“Christ died not simply to make salvation possible, but to make it certain.” (A. W. Pink)

While studying to teach a Bible study on the Gospel of John, I came across the section where Caiaphas, the high priest, although evil in every way, was used by God to prophesy of Christ dying for His people. The text reads:

“49 But one of them, Caiaphas, who was high priest that year, said to them, ‘You know nothing at all.  50 Nor do you understand that it is better for you that one man should die for the people, not that the whole nation should perish.’  51 He did not say this of his own accord, but being high priest that year he prophesied that Jesus would die for the nation,  52 and not for the nation only, but also to gather into one the children of God who are scattered abroad.” (John 11:49-52)

This text speaks of both the breadth and the narrowness of the Atonement. We see its breadth in the fact that it was not just for Jews, but for all of the “children of God who are scattered around the world.” As one of the songs of heaven proclaims, Worthy are you to take the scroll and to open its seals, for you were slain, and by your blood you ransomed people for God from every tribe and language and people and nation,  10 and you have made them a kingdom and priests to our God, and they shall reign on the earth.”(Revelation 5:9-10)
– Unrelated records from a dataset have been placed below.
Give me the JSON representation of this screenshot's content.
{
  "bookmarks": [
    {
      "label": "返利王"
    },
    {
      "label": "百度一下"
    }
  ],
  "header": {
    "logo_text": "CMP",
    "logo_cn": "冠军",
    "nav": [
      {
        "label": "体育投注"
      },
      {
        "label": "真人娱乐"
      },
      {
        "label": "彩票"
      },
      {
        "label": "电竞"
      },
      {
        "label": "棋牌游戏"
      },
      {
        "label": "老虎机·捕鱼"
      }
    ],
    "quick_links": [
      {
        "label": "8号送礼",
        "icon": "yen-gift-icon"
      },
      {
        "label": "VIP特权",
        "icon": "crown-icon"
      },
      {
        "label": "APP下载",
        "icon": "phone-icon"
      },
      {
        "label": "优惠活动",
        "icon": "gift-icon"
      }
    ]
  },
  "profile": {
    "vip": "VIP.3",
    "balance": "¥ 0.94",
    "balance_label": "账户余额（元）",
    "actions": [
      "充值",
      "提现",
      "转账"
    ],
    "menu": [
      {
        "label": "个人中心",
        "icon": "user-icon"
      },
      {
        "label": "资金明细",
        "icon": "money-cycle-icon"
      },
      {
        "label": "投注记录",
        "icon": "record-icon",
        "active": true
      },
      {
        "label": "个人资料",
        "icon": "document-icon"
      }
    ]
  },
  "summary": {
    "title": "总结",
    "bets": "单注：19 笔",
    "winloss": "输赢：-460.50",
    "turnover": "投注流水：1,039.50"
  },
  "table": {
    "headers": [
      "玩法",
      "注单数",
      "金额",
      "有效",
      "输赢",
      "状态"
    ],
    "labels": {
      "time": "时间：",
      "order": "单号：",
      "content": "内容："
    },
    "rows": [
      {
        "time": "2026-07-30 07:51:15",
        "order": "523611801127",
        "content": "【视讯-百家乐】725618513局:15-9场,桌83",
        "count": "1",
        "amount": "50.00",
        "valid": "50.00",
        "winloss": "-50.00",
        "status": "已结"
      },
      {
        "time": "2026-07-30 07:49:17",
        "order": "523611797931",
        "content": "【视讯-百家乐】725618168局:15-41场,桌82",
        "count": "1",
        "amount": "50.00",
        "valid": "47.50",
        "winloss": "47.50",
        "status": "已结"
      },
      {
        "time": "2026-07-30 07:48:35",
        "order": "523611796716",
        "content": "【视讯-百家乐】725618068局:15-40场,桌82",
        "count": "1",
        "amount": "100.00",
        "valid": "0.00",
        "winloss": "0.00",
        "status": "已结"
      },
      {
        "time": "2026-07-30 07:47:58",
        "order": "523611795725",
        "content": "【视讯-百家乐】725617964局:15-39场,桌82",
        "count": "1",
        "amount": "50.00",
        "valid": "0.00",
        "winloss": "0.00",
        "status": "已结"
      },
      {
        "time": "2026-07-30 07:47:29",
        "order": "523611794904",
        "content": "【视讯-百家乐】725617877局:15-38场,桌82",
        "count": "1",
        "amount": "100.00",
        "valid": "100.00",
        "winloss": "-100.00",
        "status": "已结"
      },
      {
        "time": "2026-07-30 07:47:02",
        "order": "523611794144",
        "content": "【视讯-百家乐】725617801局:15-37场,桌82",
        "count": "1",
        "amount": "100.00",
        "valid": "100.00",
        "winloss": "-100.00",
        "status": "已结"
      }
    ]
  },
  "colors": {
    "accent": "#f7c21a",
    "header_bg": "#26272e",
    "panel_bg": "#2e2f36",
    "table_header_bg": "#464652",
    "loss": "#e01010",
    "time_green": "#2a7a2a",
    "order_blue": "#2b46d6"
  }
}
Yet, it also speaks of the narrowness of the Atonement. Jesus died for the “children of God.” He died not make salvation possible, but to purchase the salvation of those chosen before the foundation of the world. As A. W. Pink said so well:

“The great sacrifice was not offered to God at random. The redemption-price which was paid at the Cross was not offered without definite design. Christ died not simply to make salvation possible, but to make it certain. Nowhere in Scripture is there a more emphatic and explicit statement concerning the objects for which the Atonement was made. No excuse whatever is there for the vague (we should say, unscriptural) views, now so sadly prevalent in Christendom, concerning the ones for whom Christ died. To say that He died for the human race is not only to fly in the face of this plain scripture, but it is grossly dishonoring to the sacrifice of Christ. A large portion of the human race die unsaved, and if Christ died for them, then was his death largely in vain. That means that the greatest of all the works of God is comparatively a failure. How horrible! What a reflection upon the Divine character! Surely men do not stop to examine whither their premises lead them. But how blessed to turn away from man’s perversions to the Truth itself. Scripture tells us that Christ ‘shall see of the travail of his soul and be satisfied.’ No sophistry can evade the fact that these words give positive assurance that every one for whom Christ died will, most certainly, be saved.”